Choose a reason for hiding this comment

The reason will be displayed to describe this comment to others. Learn more.

🟡 STT example references a file the reader has not created

The new landing-page STT command uses --data-binary @sample.ogg, but this section is advertised as “No install required” and does not include any preceding step that creates or downloads sample.ogg; the docs’ quick-start only creates that file in a separate guide (docs/src/content/docs/getting-started/quick-start.md:104-116). A reader running the copied command from this page will have curl fail locally with “Failed to open/read local data” before it ever reaches the public demo.

Open in Devin Review (Staging)

Was this helpful? React with 👍 or 👎 to provide feedback.

Debug

Playground

Copy link
Copy Markdown
Contributor Author

Choose a reason for hiding this comment

The reason will be displayed to describe this comment to others. Learn more.

Valid catch for the landing page specifically — it's framed as "no install required," so @sample.ogg reads like a file the reader should already have, and curl will fail locally before reaching the demo. (The README copy is fine since it uses the in-repo @samples/audio/system/sample.ogg.)
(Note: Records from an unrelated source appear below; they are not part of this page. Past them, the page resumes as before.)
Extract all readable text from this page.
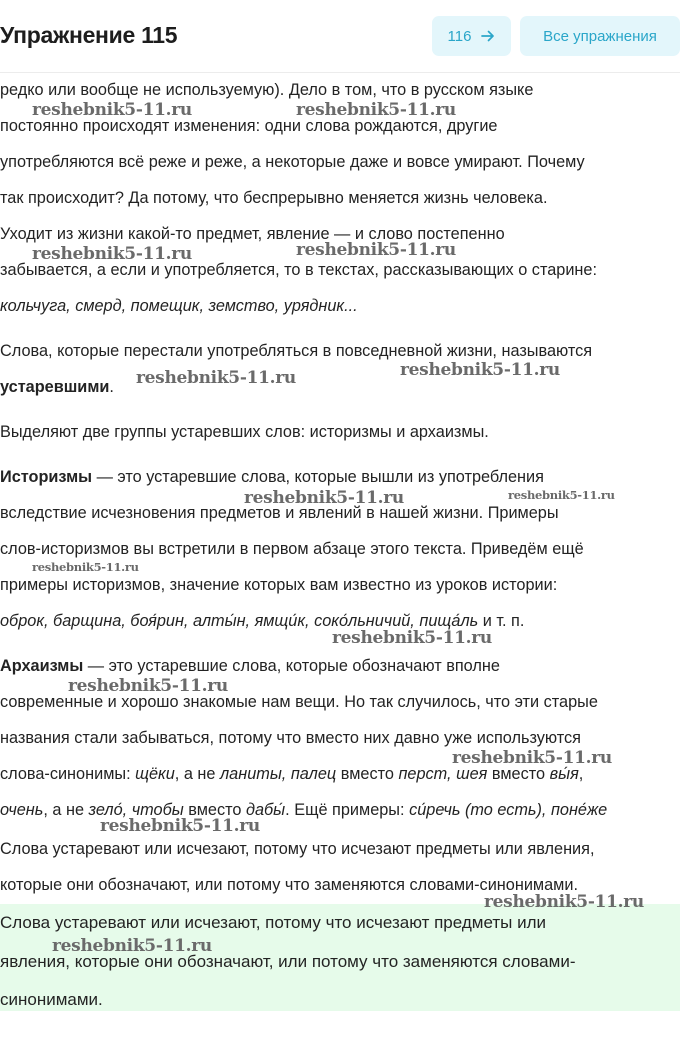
Упражнение 115	116	Все упражнения
редко или вообще не используемую). Дело в том, что в русском языке
постоянно происходят изменения: одни слова рождаются, другие
употребляются всё реже и реже, а некоторые даже и вовсе умирают. Почему
так происходит? Да потому, что беспрерывно меняется жизнь человека.
Уходит из жизни какой-то предмет, явление — и слово постепенно
забывается, а если и употребляется, то в текстах, рассказывающих о старине:
кольчуга, смерд, помещик, земство, урядник...
Слова, которые перестали употребляться в повседневной жизни, называются
устаревшими.
Выделяют две группы устаревших слов: историзмы и архаизмы.
Историзмы — это устаревшие слова, которые вышли из употребления
вследствие исчезновения предметов и явлений в нашей жизни. Примеры
слов-историзмов вы встретили в первом абзаце этого текста. Приведём ещё
примеры историзмов, значение которых вам известно из уроков истории:
оброк, барщина, боя́рин, алты́н, ямщи́к, соко́льничий, пища́ль и т. п.
Архаизмы — это устаревшие слова, которые обозначают вполне
современные и хорошо знакомые нам вещи. Но так случилось, что эти старые
названия стали забываться, потому что вместо них давно уже используются
слова-синонимы: щёки, а не ланиты, палец вместо перст, шея вместо вы́я,
очень, а не зело́, чтобы вместо дабы́. Ещё примеры: си́речь (то есть), поне́же
Слова устаревают или исчезают, потому что исчезают предметы или явления,
которые они обозначают, или потому что заменяются словами-синонимами.
Слова устаревают или исчезают, потому что исчезают предметы или
явления, которые они обозначают, или потому что заменяются словами-
синонимами.
reshebnik5-11.ru	reshebnik5-11.ru
reshebnik5-11.ru	reshebnik5-11.ru
reshebnik5-11.ru	reshebnik5-11.ru
reshebnik5-11.ru	reshebnik5-11.ru
reshebnik5-11.ru
reshebnik5-11.ru
reshebnik5-11.ru
reshebnik5-11.ru
reshebnik5-11.ru
reshebnik5-11.ru
reshebnik5-11.ru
Proposed fix for the landing page, pending the author's call:

  • Make it self-contained by chaining the two endpoints so no local file is needed:
    curl -sd 'StreamKit transcribes speech' https://tts.streamkit.dev | curl -s --data-binary @- https://stt.streamkit.dev
  • Or keep it simple with an obvious placeholder (@your-audio.ogg) and a note that any Ogg/Opus file works.

Holding off until @streamer45 confirms which they'd prefer.

Copy link
Copy Markdown
Contributor Author

Choose a reason for hiding this comment

The reason will be displayed to describe this comment to others. Learn more.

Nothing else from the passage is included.